Improving Chinese Message Search in Telegram

Conclusion

To enhance the search performance for Chinese messages in Telegram, solutions include manually inserting invisible delimiters or developing a custom Tokenizer. Furthermore, leveraging AI technology for semantic search can significantly improve search accuracy.

Key Points

Telegram Database: Telegram uses SQLite as its database.
Full-text Search Mechanism: Telegram's full-text search feature segments strings into phrases using a Tokenizer, generating hash values that are then compared against a hash table during searches.
Token Generator: The token generator relies on separators and delimiters to segment strings.
Token Definition: Content outside of separators and delimiters is considered a "token," comprising three types: uppercase letters (*), numbers (N), and other characters (Co).
CJK Character Handling: Most Unicode CJK (Chinese, Japanese, Korean) characters are recognised as tokens.
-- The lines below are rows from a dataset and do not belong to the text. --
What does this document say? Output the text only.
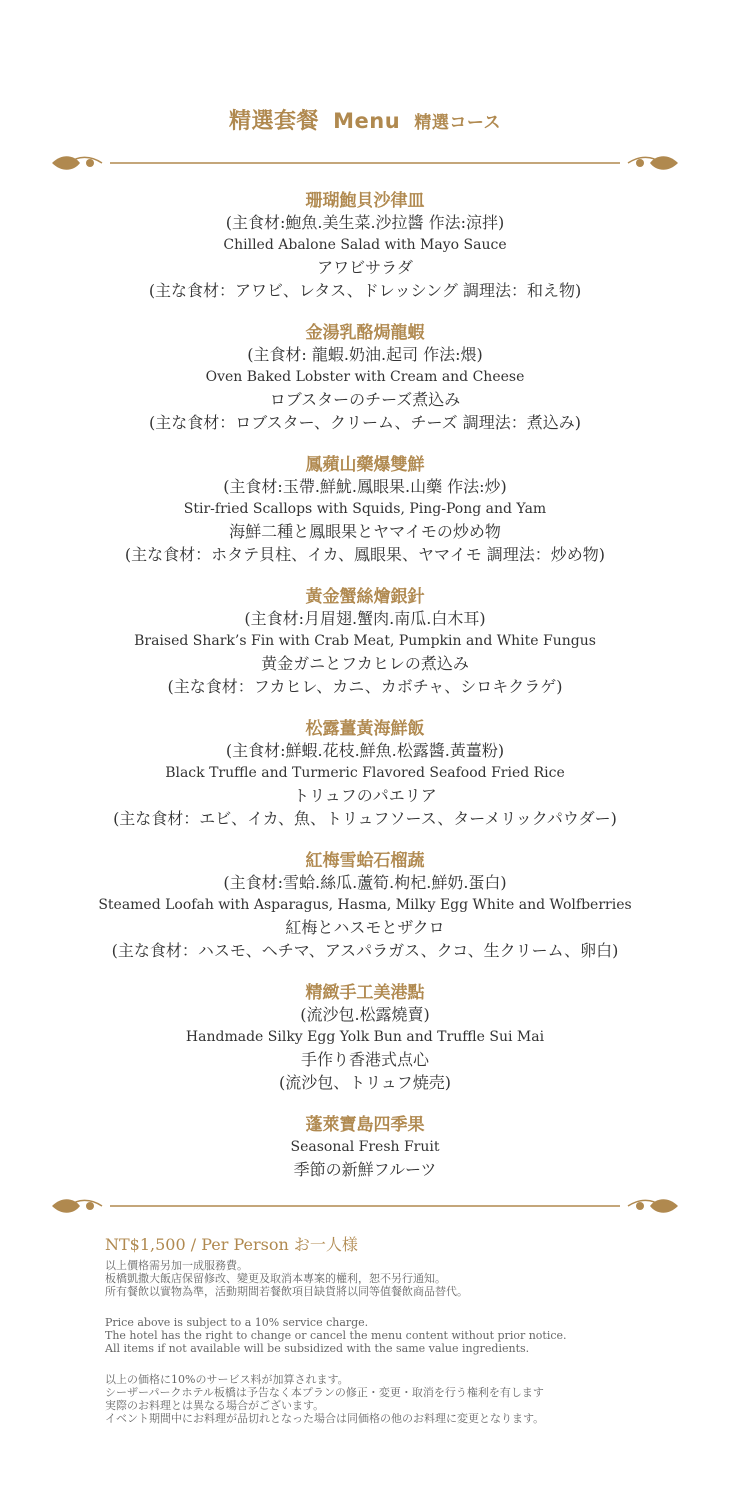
精選套餐 Menu 精選コース
珊瑚鮑貝沙律皿
(主食材:鮑魚.美生菜.沙拉醬 作法:涼拌)
Chilled Abalone Salad with Mayo Sauce
アワビサラダ
(主な食材：アワビ、レタス、ドレッシング 調理法：和え物)
金湯乳酪焗龍蝦
(主食材: 龍蝦.奶油.起司 作法:煨)
Oven Baked Lobster with Cream and Cheese
ロブスターのチーズ煮込み
(主な食材：ロブスター、クリーム、チーズ 調理法：煮込み)
鳳蘋山藥爆雙鮮
(主食材:玉帶.鮮魷.鳳眼果.山藥 作法:炒)
Stir-fried Scallops with Squids, Ping-Pong and Yam
海鮮二種と鳳眼果とヤマイモの炒め物
(主な食材：ホタテ貝柱、イカ、鳳眼果、ヤマイモ 調理法：炒め物)
黃金蟹絲燴銀針
(主食材:月眉翅.蟹肉.南瓜.白木耳)
Braised Shark’s Fin with Crab Meat, Pumpkin and White Fungus
黄金ガニとフカヒレの煮込み
(主な食材：フカヒレ、カニ、カボチャ、シロキクラゲ)
松露薑黃海鮮飯
(主食材:鮮蝦.花枝.鮮魚.松露醬.黃薑粉)
Black Truffle and Turmeric Flavored Seafood Fried Rice
トリュフのパエリア
(主な食材：エビ、イカ、魚、トリュフソース、ターメリックパウダー)
紅梅雪蛤石榴蔬
(主食材:雪蛤.絲瓜.蘆筍.枸杞.鮮奶.蛋白)
Steamed Loofah with Asparagus, Hasma, Milky Egg White and Wolfberries
紅梅とハスモとザクロ
(主な食材：ハスモ、ヘチマ、アスパラガス、クコ、生クリーム、卵白)
精緻手工美港點
(流沙包.松露燒賣)
Handmade Silky Egg Yolk Bun and Truffle Sui Mai
手作り香港式点心
(流沙包、トリュフ焼売)
蓬萊寶島四季果
Seasonal Fresh Fruit
季節の新鮮フルーツ
NT$1,500 / Per Person お一人様
以上價格需另加一成服務費。
板橋凱撒大飯店保留修改、變更及取消本專案的權利，恕不另行通知。
所有餐飲以實物為準，活動期間若餐飲項目缺貨將以同等值餐飲商品替代。
Price above is subject to a 10% service charge.
The hotel has the right to change or cancel the menu content without prior notice.
All items if not available will be subsidized with the same value ingredients.
以上の価格に10%のサービス料が加算されます。
シーザーパークホテル板橋は予告なく本プランの修正・変更・取消を行う権利を有します
実際のお料理とは異なる場合がございます。
イベント期間中にお料理が品切れとなった場合は同価格の他のお料理に変更となります。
Because there are no delimiters between Chinese characters, Telegram hashes entire strings of Chinese characters, leading to suboptimal search performance. This article delves into the limitations of Chinese message search in Telegram from a code perspective.

Improvement Suggestions

Manually Insert Delimiters: Manually add invisible delimiters between Chinese characters to improve search performance.
Custom Tokenizer: Develop a custom Tokenizer and modify the Telegram client to enhance search functionality.

AI Semantic Search

Beyond traditional search methods, the introduction of AI offers a superior solution for semantic search. The project telegram-search utilises an embedding model, which allows users to find desired content even without exact keyword matches. For example, entering "昨晚吃饭的那个人" (the person who ate last night) can retrieve results like "昨天晚上和我们一起吃饭的男的" (the guy who had dinner with us last night).

Through these methods, the search experience for Chinese messages in Telegram can be significantly improved.